On products of sets of natural density one
Sandro Bettin, Matteo Bordignon, Alessandro Fazzari
TL;DR
The paper tackles the rate at which the product of density-1 sets approaches density 1 by constructing a density-1 set A whose self-product A·A has a notably large complement, thereby bounding the optimal rate function ψ(a) from above. The authors build A via a discretization over dyadic prime-intervals with a large-prime divisor criterion Ω^*(m) and a continuous parameterization, enabling explicit bounds on R_x(A) and a quantified Omega-lower bound for R_x(A·A).

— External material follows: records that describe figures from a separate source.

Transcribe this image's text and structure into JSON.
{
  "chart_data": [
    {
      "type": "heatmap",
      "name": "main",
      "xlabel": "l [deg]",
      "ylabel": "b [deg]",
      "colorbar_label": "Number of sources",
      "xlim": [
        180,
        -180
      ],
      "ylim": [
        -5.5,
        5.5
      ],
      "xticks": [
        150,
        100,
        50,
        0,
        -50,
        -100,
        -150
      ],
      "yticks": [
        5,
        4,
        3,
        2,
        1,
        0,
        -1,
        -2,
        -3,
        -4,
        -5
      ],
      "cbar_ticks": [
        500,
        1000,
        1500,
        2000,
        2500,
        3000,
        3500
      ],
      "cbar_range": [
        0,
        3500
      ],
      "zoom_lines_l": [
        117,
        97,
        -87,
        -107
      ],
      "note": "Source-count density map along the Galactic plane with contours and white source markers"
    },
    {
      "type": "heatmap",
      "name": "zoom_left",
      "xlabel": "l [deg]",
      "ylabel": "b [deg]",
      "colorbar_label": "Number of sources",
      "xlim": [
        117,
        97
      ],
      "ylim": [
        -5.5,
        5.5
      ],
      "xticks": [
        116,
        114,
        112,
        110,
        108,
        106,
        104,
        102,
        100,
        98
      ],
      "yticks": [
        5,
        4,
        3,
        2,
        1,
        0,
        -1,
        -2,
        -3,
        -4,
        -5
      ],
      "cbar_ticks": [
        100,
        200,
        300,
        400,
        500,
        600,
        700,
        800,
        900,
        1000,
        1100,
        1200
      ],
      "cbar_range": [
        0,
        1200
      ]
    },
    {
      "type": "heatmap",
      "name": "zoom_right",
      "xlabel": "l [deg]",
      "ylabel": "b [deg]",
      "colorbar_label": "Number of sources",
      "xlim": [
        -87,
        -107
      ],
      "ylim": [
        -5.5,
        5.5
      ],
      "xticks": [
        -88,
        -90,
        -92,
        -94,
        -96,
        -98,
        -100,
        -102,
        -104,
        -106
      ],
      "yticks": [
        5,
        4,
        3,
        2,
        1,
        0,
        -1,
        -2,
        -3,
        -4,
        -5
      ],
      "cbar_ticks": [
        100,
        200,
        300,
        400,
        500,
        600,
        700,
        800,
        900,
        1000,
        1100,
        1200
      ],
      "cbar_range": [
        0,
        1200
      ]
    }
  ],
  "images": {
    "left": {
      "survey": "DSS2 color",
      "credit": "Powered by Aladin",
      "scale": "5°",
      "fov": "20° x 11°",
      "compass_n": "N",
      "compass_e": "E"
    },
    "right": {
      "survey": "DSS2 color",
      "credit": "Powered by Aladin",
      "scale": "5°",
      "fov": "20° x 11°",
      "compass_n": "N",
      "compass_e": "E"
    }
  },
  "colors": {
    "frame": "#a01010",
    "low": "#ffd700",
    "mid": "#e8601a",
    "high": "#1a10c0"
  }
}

They develop Poissonian and Halász-type estimates for restricted prime-divisor counts, enabling precise density calculations and optimization over parameters to demonstrate quadratic decay of ψ(a) as a→0^+. The results sharpen understanding of how quickly density-1 product sets can fail to cover initial segments of the integers and provide a concrete construction illustrating near-optimal behavior for small a.
Abstract
In a previous work, Bettin, Koukoulopoulos, and Sanna prove that if two sets of natural numbers $A$ and $B$ have natural density $1$, then their product set $A \cdot B := \{ab : a \in A, b \in B\}$ also has natural density $1$. They also provide an effective rate and pose the question of determining the optimal rate. We make progress on this question by constructing a set $A$ of density 1 such that $A\cdot A$ has a ''large'' complement.